Relay Calculator

Use the Relay Calculator to estimate relay coil current, coil power, load power, and recommended contact current rating for DC or AC switching projects.

950.1K uses Updated · 2026-05-20 Runs locally · zero upload
AD

How to Use Relay Calculator

The Relay Calculator helps estimate basic relay electrical parameters before choosing a relay for electronics, automation, automotive, appliance, or small machine-control projects. Enter the relay coil voltage and coil resistance to calculate coil current and coil power. Then enter the switched load voltage, load current, load type, and safety factor to calculate load power and the recommended contact current rating.

If you already have a relay in mind, enter its available contact rating in amps. The calculator compares that rating with the recommended current and gives a quick suitability message. A relay that passes this simplified check may still need additional review for voltage rating, AC/DC contact rating, contact material, switching frequency, ambient temperature, enclosure, and certification requirements.

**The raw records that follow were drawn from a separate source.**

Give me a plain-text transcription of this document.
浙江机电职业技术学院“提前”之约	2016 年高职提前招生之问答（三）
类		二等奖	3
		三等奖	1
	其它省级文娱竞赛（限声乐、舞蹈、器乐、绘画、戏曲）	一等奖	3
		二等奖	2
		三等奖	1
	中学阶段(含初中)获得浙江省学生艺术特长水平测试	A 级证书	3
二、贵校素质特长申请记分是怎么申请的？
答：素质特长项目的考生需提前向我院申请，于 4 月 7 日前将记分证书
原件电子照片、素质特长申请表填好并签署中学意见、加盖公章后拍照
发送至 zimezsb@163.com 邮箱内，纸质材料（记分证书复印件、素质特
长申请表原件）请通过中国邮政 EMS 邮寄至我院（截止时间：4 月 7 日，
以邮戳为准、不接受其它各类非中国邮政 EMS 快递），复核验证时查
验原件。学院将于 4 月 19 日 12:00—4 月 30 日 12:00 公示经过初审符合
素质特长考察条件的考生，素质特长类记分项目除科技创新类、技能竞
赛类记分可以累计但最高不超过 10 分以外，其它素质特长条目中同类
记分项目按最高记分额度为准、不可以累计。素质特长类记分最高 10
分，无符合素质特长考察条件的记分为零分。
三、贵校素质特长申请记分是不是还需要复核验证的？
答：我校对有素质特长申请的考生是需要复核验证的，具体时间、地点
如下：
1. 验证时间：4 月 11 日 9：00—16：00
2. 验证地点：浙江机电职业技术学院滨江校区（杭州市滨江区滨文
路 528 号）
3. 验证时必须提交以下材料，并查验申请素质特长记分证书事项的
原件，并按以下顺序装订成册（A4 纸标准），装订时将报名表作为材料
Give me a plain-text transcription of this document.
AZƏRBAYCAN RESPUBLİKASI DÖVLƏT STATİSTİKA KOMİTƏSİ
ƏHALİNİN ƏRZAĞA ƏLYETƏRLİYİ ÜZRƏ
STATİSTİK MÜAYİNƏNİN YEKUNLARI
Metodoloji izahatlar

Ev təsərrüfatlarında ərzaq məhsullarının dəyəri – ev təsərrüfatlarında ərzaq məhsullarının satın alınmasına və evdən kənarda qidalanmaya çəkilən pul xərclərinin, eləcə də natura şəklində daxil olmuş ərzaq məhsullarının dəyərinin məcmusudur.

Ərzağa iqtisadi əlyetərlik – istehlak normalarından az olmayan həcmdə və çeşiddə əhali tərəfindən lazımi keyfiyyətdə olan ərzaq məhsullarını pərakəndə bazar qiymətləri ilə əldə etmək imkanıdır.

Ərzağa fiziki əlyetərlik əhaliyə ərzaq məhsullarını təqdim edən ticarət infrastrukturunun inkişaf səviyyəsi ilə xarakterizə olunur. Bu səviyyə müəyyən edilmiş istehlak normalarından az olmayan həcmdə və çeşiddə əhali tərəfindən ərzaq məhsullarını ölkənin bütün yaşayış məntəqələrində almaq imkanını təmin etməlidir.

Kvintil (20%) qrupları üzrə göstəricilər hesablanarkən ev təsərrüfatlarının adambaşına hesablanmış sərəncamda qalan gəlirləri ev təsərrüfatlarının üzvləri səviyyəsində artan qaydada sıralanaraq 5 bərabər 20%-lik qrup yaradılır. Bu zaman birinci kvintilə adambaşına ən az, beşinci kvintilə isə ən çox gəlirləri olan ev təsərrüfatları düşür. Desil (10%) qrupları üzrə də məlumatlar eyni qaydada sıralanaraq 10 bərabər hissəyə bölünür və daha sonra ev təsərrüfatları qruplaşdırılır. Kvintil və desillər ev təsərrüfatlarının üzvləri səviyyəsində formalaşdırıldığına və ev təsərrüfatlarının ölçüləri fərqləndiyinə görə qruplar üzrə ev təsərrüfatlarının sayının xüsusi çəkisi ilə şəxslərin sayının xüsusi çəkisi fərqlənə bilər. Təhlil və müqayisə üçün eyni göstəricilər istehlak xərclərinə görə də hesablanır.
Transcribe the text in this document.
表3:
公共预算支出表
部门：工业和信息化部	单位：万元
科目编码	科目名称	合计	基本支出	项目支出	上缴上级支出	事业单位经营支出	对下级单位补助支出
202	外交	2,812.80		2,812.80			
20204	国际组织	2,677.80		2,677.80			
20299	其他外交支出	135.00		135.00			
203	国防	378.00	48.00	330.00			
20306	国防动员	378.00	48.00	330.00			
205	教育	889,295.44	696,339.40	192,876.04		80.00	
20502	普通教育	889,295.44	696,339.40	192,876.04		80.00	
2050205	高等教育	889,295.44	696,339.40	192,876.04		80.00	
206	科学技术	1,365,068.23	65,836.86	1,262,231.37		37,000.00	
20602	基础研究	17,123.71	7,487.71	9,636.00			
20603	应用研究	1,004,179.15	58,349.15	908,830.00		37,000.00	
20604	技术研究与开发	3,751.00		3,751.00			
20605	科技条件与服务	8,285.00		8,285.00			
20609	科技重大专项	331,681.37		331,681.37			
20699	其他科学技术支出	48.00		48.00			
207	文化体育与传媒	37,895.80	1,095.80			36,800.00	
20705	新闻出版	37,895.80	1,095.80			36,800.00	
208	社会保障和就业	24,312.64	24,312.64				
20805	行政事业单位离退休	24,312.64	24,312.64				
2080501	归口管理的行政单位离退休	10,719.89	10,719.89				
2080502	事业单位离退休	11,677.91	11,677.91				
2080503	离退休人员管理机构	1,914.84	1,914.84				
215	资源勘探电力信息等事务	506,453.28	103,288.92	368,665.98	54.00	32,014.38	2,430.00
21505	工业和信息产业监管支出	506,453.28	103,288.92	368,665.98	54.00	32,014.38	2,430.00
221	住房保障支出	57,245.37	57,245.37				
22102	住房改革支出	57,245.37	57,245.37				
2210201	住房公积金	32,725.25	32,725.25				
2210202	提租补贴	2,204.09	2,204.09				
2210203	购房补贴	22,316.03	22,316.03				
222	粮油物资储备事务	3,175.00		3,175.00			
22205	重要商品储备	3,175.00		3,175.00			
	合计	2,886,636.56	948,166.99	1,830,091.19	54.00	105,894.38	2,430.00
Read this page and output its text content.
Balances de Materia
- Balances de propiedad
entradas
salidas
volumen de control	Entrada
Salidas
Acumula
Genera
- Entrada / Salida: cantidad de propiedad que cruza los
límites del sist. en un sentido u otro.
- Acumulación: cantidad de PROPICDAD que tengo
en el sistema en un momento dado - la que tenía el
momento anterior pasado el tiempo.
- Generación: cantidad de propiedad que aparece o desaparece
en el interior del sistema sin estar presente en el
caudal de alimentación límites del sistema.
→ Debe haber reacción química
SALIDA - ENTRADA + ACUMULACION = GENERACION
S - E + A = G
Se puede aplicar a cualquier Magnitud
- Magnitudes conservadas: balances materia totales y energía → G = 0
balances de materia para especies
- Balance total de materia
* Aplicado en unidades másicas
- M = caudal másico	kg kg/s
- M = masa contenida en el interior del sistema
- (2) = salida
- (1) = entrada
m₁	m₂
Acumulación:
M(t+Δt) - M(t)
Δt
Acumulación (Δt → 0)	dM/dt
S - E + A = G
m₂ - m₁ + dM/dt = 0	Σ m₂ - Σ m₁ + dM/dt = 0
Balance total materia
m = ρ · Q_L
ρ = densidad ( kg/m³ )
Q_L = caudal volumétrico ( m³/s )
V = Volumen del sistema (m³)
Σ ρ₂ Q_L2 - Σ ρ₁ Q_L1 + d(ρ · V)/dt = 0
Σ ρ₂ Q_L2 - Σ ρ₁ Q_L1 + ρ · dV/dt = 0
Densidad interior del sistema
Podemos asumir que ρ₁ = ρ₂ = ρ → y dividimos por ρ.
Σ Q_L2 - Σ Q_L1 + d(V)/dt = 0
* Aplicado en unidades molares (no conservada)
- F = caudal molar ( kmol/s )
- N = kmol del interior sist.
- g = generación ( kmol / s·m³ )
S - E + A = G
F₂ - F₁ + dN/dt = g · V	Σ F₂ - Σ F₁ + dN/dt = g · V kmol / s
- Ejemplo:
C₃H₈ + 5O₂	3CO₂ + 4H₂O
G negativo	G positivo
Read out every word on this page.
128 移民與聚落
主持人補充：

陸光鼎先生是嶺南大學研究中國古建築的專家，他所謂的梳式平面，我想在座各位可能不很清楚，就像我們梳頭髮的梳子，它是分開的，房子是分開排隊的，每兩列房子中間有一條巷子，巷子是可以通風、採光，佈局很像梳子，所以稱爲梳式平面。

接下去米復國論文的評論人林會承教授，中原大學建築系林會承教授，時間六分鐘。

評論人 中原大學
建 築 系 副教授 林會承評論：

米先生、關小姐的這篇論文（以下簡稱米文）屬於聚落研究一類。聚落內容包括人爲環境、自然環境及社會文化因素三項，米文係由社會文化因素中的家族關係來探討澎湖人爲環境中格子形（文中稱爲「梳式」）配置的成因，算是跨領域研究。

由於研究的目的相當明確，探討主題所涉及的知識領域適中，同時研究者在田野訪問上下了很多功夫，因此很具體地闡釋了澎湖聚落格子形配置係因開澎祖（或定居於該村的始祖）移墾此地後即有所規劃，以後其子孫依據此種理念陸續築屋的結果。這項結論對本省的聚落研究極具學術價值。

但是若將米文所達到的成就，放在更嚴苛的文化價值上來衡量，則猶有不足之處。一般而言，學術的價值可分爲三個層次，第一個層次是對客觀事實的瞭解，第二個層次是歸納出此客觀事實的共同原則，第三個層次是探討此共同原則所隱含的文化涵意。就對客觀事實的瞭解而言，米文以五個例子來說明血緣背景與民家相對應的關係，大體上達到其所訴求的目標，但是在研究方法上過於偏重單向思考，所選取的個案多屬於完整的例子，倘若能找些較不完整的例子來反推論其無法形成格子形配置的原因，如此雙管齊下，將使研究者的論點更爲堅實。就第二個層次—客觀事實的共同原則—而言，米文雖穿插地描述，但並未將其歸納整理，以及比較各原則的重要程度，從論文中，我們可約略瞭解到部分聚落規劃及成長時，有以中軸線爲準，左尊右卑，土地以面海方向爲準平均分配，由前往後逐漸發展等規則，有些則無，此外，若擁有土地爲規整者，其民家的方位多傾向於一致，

Choose the load type carefully. Resistive loads such as heaters are usually easier to switch than inductive coils, motors, solenoids, lamps, and capacitive inputs. Reactive or high-inrush loads can demand a larger safety margin because contacts may arc, weld, or wear faster than the steady-state current suggests.

Formula & Theory - Relay Calculator

The Relay Calculator uses Ohm’s law and basic power relationships:

Coil current Icoil = Vcoil / Rcoil
Coil power Pcoil   = Vcoil × Icoil
Coil power Pcoil   = Vcoil² / Rcoil
Load power Pload   = Vload × Iload
Recommended contact rating = Iload × safety factor

The coil calculation estimates how much current the relay driver must provide. For example, a 12 V coil with 400 Ω resistance draws 0.03 A, or 30 mA, and consumes about 0.36 W. That helps determine whether a transistor, MOSFET, microcontroller driver, or power supply output can energize the coil safely.

The contact calculation focuses on the load side. The recommended contact rating is not simply the steady-state current; it multiplies load current by the selected safety factor. A factor of 1.5 means a 3 A load suggests at least a 4.5 A contact rating. For motors, solenoids, lamps, and other reactive loads, a larger factor and a relay contact rating specifically approved for that load type are often needed.

Use Cases for Relay Calculator

The Relay Calculator is useful when selecting relays for control panels, Arduino or Raspberry Pi interfaces, automotive accessories, HVAC controls, lighting circuits, pumps, fans, solenoids, and small equipment switching. It gives a fast sanity check before reading a datasheet in more detail.

Use it to estimate whether a driver circuit can supply the coil, compare 5 V, 12 V, and 24 V relay coils, size contact ratings for a load, and decide whether a higher safety factor is prudent. For production systems, safety-critical equipment, mains wiring, or high-energy loads, use this calculator only as a first estimate and confirm the final design against the relay datasheet, electrical code, thermal limits, and applicable safety standards.

Frequently asked questions about Relay Calculator

What does the Relay Calculator calculate?

It calculates coil current, coil power, load power, recommended contact current rating, and whether an entered contact rating meets the selected safety factor.

Can I use it for AC and DC relays?

Yes, it supports basic AC or DC sizing arithmetic. Real AC coils and reactive loads may need manufacturer data, inrush ratings, and application-specific derating.

Which safety factor should I choose?

Use 1.25 for gentle resistive loads, 1.5 for general use, and 2.0 or higher for inductive, motor, lamp, or high-inrush loads.

Is my data stored?

No. All calculations happen in your browser; nothing is sent to a server.